Dans la vraie vie, Charlotte a bien existé, mais elle n’a jamais été représentée dans la fiction en tant que personne noire – même si certain·es historien·nes évoquent la possibilité d’ancêtres africain·es. Ici, aucune ambiguïté possible : Charlotte est noire. Et ce détail qui n’en est pas un change tout. Adaptant les romans de Julia Quinn dont l’action se situe au début du XIXe siècle, Shonda Rhimes a fait de cette saga une forme d’expérience sur l’Histoire, jouant des codes de représentation contemporains pour les appliquer à un récit sur le monde d’avant.

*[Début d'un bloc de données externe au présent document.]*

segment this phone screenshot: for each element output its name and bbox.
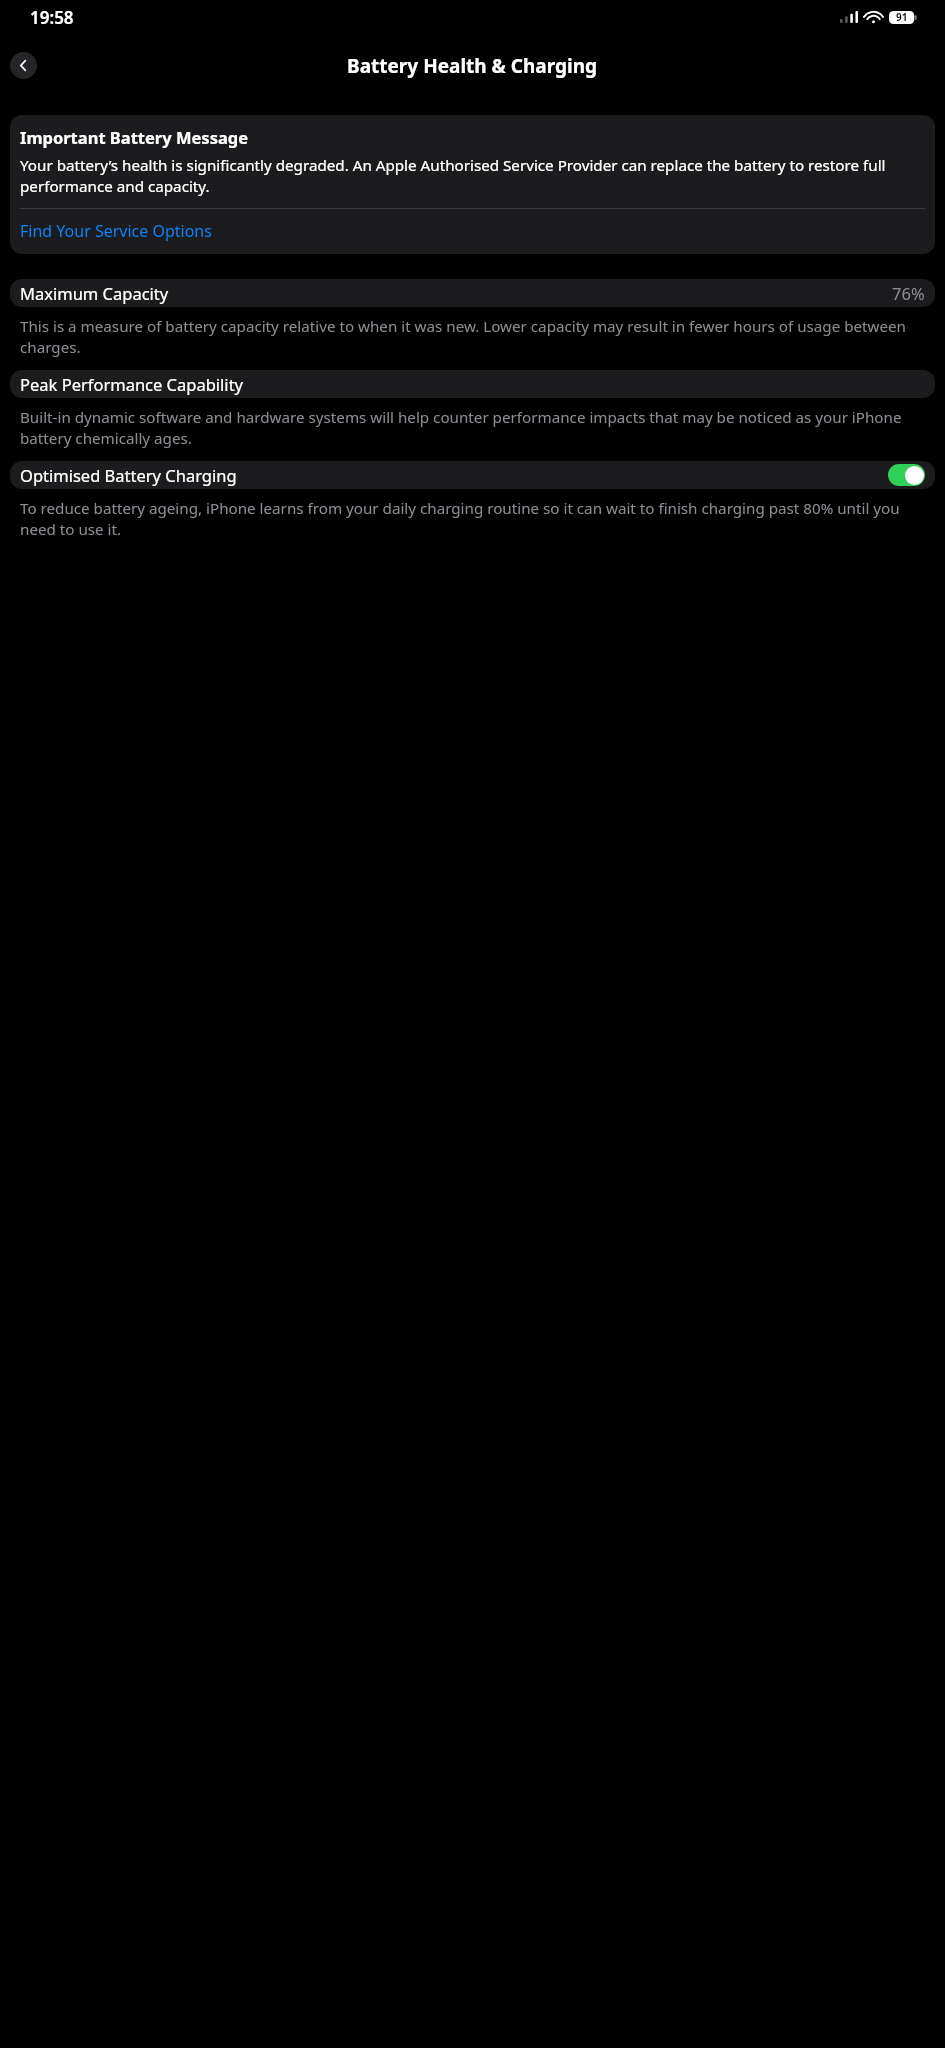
staticText: This is a measure of battery capacity re… (20, 316, 931, 358)
staticText: To reduce battery ageing, iPhone learns … (20, 498, 931, 540)
staticText: Built-in dynamic software and hardware s… (20, 407, 931, 449)
staticText: 76% (892, 282, 925, 304)
staticText: Your battery’s health is significantly d… (20, 155, 925, 197)
button[interactable]: Optimised Battery Charging (10, 461, 935, 489)
button[interactable]: Optimised Battery Charging toggle, on (888, 464, 925, 486)
button[interactable]: Peak Performance Capability (10, 370, 935, 398)
staticText: 19:58 (30, 6, 74, 29)
button[interactable]: Back (10, 52, 37, 79)
staticText: Peak Performance Capability (20, 373, 925, 395)
staticText: Maximum Capacity (20, 282, 892, 304)
staticText: Find Your Service Options (20, 220, 212, 242)
button[interactable]: Maximum Capacity (10, 279, 935, 307)
staticText: Battery Health & Charging (347, 53, 598, 79)
staticText: Optimised Battery Charging (20, 464, 888, 486)
button[interactable]: Important Battery Message (10, 115, 935, 254)
staticText: Important Battery Message (20, 126, 249, 148)
button[interactable]: Find Your Service Options (20, 209, 925, 254)
staticText: 91 (896, 10, 908, 24)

Dès les premières images, on comprend que la scénariste tient particulièrement à cette série-là. Créditée seule en tant que créatrice, elle signe les premiers épisodes sans aide extérieure. L’ouverture, tout particulièrement, ressemble à un concentré de son art ; celui-ci n’est en rien éculé, a simplement besoin de sincérité et d’engagement.
Sous le glacis d’une série pimpante, des thèmes profonds se déploient
En une cinquantaine de minutes, un personnage naît : la nouvelle Reine (India Amarteifio, excellente) fait ses premiers pas dans un monde inconnu, et c’est assez éblouissant, jusque dans la rencontre avec le roi George, son futur époux, sur un malentendu. S’enchaînent plusieurs montées de sève, que suivent de brusques descentes et que ponctuent des flashforwards vers ce qui était jusque-là le présent de la saga des Bridgerton : la vie de la Reine devenue quinqua (Golda Rosheuvel), entourée de ses quinze enfants…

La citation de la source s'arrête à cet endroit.